Richard - Well, there's certainly a lot of, you know, molecular features that we've discovered over the last decades. So, mutations in particular places changes in the viral protein. These are features that often make a virus successful and I think these predictions are going to get better and better. This is absolutely crucial for this vaccine optimization vaccine selection process. And then there is sort of another question as to how, you know, how confidently can we predict the relative proportions of different variants three months out, six months out, twelve months out? And that sort of was the main insight from our work here is that prediction of these explicit measures of population makeup of the future. These are going to be much, much harder. Currently, it's sort of one season that over which these predictions can be meaningfully made. But making now sort of actually frequency predictions for the next winter season, the 2025-2026 winter, that currently I don't think is in reach and sort of our paper here highlights some sort of intrinsic limitations that predictions of these kind face.

Chris - If we know what the limitations are, though we understand something about the mechanism of those limitations, which means we might be in a position to do something about it. So, does your paper also shed some light on where we need to direct our efforts to try to become better at doing this in the future?
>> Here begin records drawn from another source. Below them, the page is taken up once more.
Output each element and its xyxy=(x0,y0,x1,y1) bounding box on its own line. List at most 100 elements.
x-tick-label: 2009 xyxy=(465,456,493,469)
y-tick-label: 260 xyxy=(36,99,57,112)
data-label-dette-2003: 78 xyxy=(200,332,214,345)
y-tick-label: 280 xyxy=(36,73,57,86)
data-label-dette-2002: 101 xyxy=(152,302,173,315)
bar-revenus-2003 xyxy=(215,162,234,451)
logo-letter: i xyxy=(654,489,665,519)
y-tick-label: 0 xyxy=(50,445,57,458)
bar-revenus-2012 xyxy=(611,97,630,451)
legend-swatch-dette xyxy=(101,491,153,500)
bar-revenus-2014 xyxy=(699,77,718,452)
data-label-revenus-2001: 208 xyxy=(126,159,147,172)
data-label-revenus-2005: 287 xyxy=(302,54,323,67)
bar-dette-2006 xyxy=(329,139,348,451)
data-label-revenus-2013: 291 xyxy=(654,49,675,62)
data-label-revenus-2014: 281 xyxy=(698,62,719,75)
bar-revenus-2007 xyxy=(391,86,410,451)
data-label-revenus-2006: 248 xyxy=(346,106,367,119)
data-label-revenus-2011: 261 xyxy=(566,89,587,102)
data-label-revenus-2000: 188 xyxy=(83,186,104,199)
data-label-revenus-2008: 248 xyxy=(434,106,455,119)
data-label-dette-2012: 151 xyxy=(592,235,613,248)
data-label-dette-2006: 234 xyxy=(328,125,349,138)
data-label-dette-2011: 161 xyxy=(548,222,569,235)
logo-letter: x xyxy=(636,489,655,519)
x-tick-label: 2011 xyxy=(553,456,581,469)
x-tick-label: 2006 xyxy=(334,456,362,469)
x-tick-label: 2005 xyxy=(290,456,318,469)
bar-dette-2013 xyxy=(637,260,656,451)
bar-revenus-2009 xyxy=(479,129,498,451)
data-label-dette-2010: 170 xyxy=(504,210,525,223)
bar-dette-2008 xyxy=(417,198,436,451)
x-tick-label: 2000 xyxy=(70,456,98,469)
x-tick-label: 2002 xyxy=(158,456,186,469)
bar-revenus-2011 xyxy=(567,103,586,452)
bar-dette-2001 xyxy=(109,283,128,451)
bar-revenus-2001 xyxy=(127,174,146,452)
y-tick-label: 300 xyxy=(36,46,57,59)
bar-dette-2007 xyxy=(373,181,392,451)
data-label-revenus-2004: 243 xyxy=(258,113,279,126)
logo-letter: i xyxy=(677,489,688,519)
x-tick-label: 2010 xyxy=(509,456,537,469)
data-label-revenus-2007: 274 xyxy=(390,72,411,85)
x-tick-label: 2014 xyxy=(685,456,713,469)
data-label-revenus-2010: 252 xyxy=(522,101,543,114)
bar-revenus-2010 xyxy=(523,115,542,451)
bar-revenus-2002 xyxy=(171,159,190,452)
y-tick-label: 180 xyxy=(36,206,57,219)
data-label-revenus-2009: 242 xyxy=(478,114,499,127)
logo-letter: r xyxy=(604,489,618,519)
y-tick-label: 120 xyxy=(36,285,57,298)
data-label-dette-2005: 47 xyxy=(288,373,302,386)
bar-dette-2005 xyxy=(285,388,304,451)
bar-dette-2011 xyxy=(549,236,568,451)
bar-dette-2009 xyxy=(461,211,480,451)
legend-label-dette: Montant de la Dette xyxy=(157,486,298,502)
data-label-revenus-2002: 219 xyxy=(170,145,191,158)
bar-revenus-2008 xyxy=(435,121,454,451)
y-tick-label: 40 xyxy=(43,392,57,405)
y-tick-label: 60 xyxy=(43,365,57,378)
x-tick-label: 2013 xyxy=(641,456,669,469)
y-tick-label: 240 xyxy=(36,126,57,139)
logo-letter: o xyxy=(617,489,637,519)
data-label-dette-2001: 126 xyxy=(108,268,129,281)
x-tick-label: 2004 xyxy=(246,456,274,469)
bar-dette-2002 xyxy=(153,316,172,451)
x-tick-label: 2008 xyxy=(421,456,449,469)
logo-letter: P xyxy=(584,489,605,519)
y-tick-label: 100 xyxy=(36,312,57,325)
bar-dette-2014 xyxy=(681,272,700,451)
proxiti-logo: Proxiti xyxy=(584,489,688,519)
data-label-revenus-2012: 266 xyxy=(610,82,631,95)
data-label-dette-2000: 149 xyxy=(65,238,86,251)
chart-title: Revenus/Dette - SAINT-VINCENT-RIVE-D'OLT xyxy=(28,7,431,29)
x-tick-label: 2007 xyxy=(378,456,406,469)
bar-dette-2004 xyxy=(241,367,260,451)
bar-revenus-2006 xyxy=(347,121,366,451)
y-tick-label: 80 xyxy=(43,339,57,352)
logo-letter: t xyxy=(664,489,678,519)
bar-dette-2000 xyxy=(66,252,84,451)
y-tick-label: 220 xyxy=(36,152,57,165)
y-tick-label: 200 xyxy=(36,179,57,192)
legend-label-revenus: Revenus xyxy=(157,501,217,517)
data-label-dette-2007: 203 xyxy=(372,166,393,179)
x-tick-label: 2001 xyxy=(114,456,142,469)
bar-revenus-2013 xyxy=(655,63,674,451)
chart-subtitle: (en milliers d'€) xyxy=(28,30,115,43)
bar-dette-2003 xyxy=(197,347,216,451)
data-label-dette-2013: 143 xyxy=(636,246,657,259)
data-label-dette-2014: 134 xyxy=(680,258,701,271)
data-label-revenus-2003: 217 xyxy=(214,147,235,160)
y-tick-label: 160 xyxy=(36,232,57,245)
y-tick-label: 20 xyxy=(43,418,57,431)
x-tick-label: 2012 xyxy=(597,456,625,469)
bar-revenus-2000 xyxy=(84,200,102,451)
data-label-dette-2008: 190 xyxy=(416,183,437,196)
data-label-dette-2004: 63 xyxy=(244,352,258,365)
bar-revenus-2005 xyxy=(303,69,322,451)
Richard - Yes. So, you know, my take home from, from this work is that to actually make those predictions better, we need a much more fine-grained understanding of what immune systems, of what part of the population recognize which viruses, how well. So, we would want to be able to measure this kind of immunological makeup for, you know, children and teenagers and adults and older adults and and, and the elderly in different parts of the world. So that we, you know, we really kind of understand if there's a new virus coming in, sort of who is how susceptible to this new virus and who is protected from this virus that will allow us a) to, you know, understand the future frequency or trajectory of the virus for some time. And it also might help us to identify variants that are of particular concern because, you know, vulnerable groups are less well protected than they should be.